UK government includes open banking in new £16 billion payments procurement
The new payments tender explicitly includes variable recurring payments and account-to-account options, signalling that public sector procurement is now treating open banking rails as mainstream infrastructure.
The UK’s Government Commercial Agency has issued a tender notice for its Payment Solutions 3 framework, covering an estimated £16 billion-plus in public sector payment flows. The procurement specification goes beyond traditional card acquiring to include account-to-account payments and variable recurring payments, which allow flexible direct debits within pre-agreed limits.
The explicit inclusion of open banking payment methods in a framework of this scale confirms that these rails have moved past the pilot phase in the UK. For payment service providers and open banking intermediaries, eligibility for public sector frameworks opens a large, stable revenue channel that has historically been dominated by card schemes and traditional acquiring.
Editorial note: Public sector procurement rarely makes payments headlines, but a framework of this size formally incorporating variable recurring payments and account-to-account options is a concrete marker of open banking’s maturation beyond retail use cases.
Sources: UK Government Commercial Agency kicks off £16 billion-plus payments tender — Global Government Finance
Financial data standards body launches initiative to govern AI agents in open finance
The Financial Data Exchange is leading the way in setting standards for how autonomous AI agents interact with permissioned financial data APIs, before the technology outpaces the rules.
The Financial Data Exchange (FDX), the US-Canadian standards body, has launched a new initiative that aims to establish guardrails for how autonomous software agents access, interpret and act on user-permissioned financial data through existing API infrastructure.
The timing reflects a genuine gap.
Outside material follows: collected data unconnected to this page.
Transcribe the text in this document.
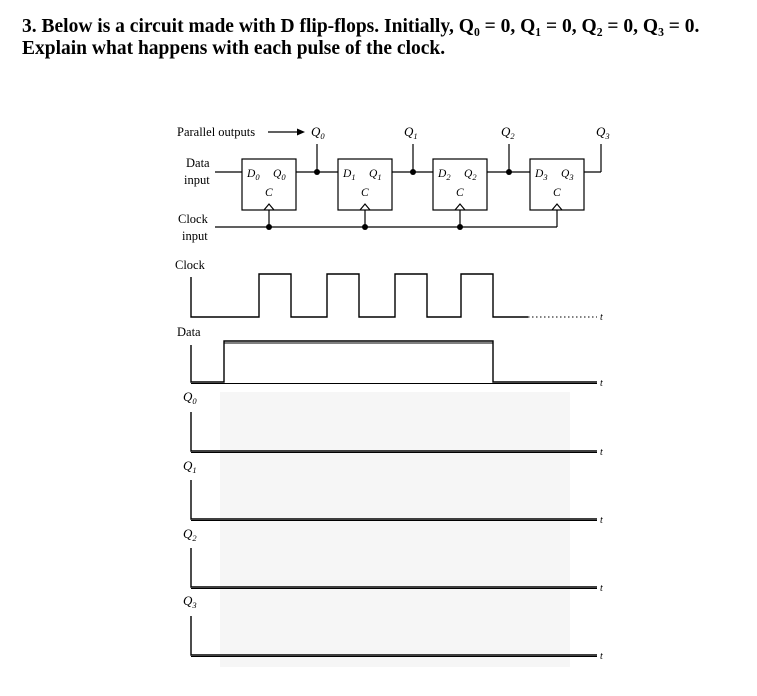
3. Below is a circuit made with D flip-flops. Initially, Q₀ = 0, Q₁ = 0, Q₂ = 0, Q₃ = 0.
Explain what happens with each pulse of the clock.
Parallel outputs	$Q_0$	$Q_1$	$Q_2$	$Q_3$
Data
input
Clock
input
$D_0$ $Q_0$
C
$D_1$ $Q_1$
C
$D_2$ $Q_2$
C
$D_3$ $Q_3$
C
Clock
Data
$Q_0$
$Q_1$
$Q_2$
$Q_3$
t
t
t
t
t
t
Existing consent and authentication frameworks were not designed for non-human intermediaries acting with delegated authority. However, AI-powered agents are already starting to handle tasks such as account aggregation, product comparison and financial planning on behalf of consumers. The initiative will need to address questions around scope of consent, auditability and liability that current open banking and open finance standards leave unresolved.
In Europe, PSD3 and the FCA’s open finance roadmap both assume human-initiated data sharing. If AI agents become a primary channel through which consumers interact with open finance infrastructure, the regulatory and technical assumptions underpinning both regimes will need updating. As the body behind the leading open finance API specification in North America, FDX’s timely initiative could influence how European frameworks evolve.
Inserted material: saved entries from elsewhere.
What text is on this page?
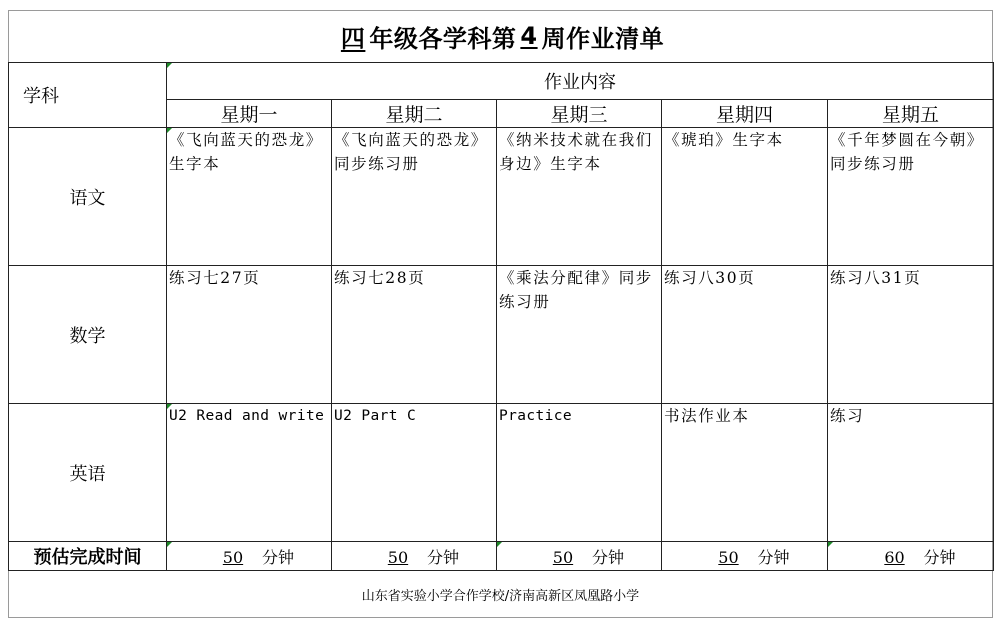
四 年级各学科第 4 周作业清单
学科	作业内容				
	星期一	星期二	星期三	星期四	星期五
语文	《飞向蓝天的恐龙》生字本	《飞向蓝天的恐龙》同步练习册	《纳米技术就在我们身边》生字本	《琥珀》生字本	《千年梦圆在今朝》同步练习册
数学	练习七27页	练习七28页	《乘法分配律》同步练习册	练习八30页	练习八31页
英语	U2 Read and write	U2 Part C	Practice	书法作业本	练习
预估完成时间	50 分钟	50 分钟	50 分钟	50 分钟	60 分钟
山东省实验小学合作学校/济南高新区凤凰路小学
Editorial note: This is an early-stage initiative but addresses a genuinely novel problem at the intersection of AI and open finance infrastructure, with direct implications for European standards development.
Sources: As AI Agents Get Involved in Financial Data Sharing, Leading Standards Body Launches Initiative to Stay Ahead — GlobeNewswire
Visa, Stripe and Standard Chartered join Tempo blockchain as validator nodes
Three major payment infrastructure players becoming external validators on a stablecoin payments network marks a step-change in institutional engagement with blockchain-based payment rails.
Visa, Stripe and Zodia Custody (Standard Chartered’s digital asset custody arm) have become the first external validators on the Tempo blockchain, a network focused on stablecoin-based payments. The move goes beyond the advisory or investment roles that large payment firms have typically taken in blockchain projects – running validator nodes means these firms are directly participating in transaction processing and network governance.
The simultaneous involvement of these three big firms demonstrates that institutional conviction around blockchain-based payment infrastructure has moved beyond experimentation. Visa operates the world’s largest card network; Stripe processes payments for millions of online businesses; Standard Chartered is one of the most active banks in digital assets.
For European payment firms, the implications are twofold. First, MiCA’s stablecoin framework means EU-regulated entities now have a clear legal basis for participating in similar arrangements. Second, if stablecoin rails begin handling meaningful payment volumes with backing from firms of this scale, they become a competitive factor that incumbent processors and schemes will need to account for in their strategy.
Editorial note: Institutional blockchain involvement in payments has been largely rhetorical until now; three firms of this calibre taking operational roles on a stablecoin network is a qualitative shift worth flagging.